Em 2013, o Festival Taguatinga ofereceu ao grande público a Mostra de Vídeo-Ativismo, com filmes que registraram, de forma documental e poética, os levantes populares que ocorreram pelo Brasil naquele ano.

A partir desses filmes, pudemos perceber o grande poder gerador da ação política de indivíduos instrumentalizados com câmeras e celulares. Indivíduos plurais com grande capacidade criativa e transformadora, autores de filmes de protesto contra a violência estatal, política, econômica e cultural imposta naquele momento – uma violência contínua, instituída pelo Estado “democrático”.

Agora, há mais dúvidas e indignação do que certezas, pois o desfecho da ação executada contra o povo naquele 2013 produziu catástrofes políticas em cadeia: primeiro a deposição da presidenta Dilma Rousseff, com o Partido dos Trabalhadores sendo acusado de ser o responsável por todas as mazelas politicas, econômicas e financeiras do Brasil e com a concentração de poder em torno do capital; depois, a prisão do ex-presidente Lula, acusado por corrupção, num julgamento político e controverso; por último, a subida ao poder de um homem mediano, aquele a quem falta decoro e dignidade para ser presidente do Brasil, aquele que corrói nossos direitos e nos deixa a todos sem norte e mortos de vergonha perante o mundo.  

Parafraseando o poeta Paulo Kauim, “o futuro já chegou, já passou e o Brasil ficou aqui”.

No entanto, se podemos pensar que tudo na vida é transitório – tem começo, meio e fim -, também podemos levar em consideração que o ciclo só se completa quando ocorre o (re)nascimento. Sob essa perspectiva, o (re)nascer é o que permite o novo, a novidade, e é dessa condição que surge a ação política.
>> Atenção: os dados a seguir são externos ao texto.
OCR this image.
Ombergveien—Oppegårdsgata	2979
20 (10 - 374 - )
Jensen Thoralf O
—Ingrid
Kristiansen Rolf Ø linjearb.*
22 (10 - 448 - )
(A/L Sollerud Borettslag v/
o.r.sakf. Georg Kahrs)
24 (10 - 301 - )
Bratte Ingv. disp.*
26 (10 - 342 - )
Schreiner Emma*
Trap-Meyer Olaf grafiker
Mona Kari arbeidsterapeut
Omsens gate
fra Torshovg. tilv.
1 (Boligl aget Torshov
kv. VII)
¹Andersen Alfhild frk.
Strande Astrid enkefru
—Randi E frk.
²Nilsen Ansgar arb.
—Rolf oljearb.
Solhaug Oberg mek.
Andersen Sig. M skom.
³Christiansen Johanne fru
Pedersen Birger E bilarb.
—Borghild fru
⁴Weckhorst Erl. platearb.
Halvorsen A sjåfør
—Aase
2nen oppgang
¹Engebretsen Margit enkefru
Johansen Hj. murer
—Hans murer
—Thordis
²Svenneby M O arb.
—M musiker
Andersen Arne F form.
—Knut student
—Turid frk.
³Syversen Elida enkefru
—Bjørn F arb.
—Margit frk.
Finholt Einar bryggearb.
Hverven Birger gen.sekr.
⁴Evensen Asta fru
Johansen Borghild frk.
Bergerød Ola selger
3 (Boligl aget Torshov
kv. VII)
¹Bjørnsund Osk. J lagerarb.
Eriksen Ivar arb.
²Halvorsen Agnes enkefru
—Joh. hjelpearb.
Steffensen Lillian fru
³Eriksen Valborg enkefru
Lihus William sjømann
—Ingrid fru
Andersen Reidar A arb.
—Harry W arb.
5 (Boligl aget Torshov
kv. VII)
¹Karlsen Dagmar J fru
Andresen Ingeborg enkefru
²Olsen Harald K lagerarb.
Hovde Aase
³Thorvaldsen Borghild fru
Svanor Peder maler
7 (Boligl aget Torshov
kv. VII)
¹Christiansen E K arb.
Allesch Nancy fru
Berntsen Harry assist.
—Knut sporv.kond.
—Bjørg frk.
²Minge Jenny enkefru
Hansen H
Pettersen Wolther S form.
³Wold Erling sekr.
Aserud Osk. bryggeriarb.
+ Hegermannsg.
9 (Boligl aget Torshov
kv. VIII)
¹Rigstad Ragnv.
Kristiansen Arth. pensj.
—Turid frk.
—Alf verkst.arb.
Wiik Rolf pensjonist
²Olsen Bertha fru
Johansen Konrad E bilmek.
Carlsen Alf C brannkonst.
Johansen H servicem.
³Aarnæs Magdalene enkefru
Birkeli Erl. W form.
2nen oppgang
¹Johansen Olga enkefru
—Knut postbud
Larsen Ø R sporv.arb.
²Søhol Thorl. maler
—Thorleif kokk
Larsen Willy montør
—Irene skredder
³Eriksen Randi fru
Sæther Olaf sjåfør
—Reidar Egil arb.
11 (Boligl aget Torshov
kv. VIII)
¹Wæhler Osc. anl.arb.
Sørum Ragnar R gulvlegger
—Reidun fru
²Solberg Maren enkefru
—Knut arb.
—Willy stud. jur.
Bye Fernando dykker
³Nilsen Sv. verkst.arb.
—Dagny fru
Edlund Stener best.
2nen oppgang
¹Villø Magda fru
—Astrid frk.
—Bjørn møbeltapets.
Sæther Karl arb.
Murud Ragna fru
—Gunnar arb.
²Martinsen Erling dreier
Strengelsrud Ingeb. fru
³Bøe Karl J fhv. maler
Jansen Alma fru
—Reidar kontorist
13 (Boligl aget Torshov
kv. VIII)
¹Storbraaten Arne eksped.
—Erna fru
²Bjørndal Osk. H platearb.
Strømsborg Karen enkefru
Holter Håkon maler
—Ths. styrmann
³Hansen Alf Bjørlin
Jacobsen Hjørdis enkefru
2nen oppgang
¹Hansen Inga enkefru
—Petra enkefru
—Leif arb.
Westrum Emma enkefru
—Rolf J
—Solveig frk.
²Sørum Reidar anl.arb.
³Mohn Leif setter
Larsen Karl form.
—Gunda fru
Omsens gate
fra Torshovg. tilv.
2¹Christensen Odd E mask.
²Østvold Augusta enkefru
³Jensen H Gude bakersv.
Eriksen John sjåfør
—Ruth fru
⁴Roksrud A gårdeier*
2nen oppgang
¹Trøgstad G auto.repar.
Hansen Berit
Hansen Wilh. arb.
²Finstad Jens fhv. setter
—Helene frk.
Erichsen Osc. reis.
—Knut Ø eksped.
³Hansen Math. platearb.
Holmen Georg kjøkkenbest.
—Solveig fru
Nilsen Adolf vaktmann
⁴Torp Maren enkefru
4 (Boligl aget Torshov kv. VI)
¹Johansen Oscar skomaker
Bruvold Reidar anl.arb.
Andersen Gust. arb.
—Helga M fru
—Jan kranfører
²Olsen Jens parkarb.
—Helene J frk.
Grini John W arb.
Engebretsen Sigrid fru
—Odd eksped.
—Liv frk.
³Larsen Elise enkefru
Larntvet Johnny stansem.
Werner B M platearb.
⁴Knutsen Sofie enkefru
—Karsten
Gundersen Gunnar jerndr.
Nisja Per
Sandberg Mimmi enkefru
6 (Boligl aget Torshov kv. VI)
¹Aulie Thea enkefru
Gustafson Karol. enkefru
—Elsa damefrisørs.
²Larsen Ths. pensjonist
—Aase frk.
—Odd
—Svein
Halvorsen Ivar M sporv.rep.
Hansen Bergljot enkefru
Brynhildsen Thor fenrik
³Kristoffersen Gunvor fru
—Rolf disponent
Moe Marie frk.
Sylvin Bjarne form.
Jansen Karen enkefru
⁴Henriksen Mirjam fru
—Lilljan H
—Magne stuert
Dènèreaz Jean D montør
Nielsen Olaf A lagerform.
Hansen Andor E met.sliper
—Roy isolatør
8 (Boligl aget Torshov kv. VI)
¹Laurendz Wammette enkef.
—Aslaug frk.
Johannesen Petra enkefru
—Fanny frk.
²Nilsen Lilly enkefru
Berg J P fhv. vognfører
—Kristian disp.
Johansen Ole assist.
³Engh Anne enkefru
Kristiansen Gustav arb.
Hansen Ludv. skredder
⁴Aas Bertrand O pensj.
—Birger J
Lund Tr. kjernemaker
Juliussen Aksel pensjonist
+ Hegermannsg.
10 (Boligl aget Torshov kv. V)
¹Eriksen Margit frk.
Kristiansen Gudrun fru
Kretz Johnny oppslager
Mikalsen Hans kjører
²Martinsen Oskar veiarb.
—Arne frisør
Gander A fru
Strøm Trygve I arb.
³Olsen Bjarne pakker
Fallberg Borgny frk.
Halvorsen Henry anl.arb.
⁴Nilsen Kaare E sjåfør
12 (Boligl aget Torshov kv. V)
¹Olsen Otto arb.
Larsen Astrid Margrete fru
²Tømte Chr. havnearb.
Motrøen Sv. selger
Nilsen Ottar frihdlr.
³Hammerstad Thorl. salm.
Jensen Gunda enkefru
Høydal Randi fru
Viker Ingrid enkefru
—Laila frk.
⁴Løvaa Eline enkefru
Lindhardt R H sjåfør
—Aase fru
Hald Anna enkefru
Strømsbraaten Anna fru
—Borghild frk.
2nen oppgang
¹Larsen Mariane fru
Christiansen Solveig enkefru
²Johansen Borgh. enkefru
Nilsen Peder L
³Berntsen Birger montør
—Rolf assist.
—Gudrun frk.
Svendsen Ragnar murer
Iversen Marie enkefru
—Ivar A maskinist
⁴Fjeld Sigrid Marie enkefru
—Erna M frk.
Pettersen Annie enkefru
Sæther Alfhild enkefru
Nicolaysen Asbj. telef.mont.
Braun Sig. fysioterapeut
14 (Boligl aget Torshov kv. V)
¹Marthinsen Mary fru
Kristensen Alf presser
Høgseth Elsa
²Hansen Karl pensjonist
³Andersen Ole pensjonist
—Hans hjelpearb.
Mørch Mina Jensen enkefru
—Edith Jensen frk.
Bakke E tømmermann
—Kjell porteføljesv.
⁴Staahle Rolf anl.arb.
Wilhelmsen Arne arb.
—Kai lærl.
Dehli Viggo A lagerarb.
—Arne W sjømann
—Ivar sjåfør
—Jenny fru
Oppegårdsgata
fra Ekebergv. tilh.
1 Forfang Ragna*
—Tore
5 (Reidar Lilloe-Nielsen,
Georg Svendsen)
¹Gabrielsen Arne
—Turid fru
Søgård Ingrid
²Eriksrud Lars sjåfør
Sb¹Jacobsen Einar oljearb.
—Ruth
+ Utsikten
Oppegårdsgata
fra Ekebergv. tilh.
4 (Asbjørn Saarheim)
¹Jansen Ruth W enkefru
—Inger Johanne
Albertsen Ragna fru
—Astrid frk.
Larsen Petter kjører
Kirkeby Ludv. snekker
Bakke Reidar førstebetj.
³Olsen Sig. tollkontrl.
Assim, aspiramos que a capacidade de fazer surgir o espaço para a liberdade, para o discurso e a ação, possa revelar quem somos, gerar poder e nos fazer viver uma política digna, para além do discurso utilitarista, e dessa forma limitar a ocorrência da violência entre todos.

É dentro desse contexto político e social que o Festival Taguatinga de Cinema se faz caixa de ressonância para um Brasil que vibra na tela do cinema, espelho de histórias e experiências que revelam a nossa força criativa. Um Brasil múltiplo, transbordante de alma, cheio de axé.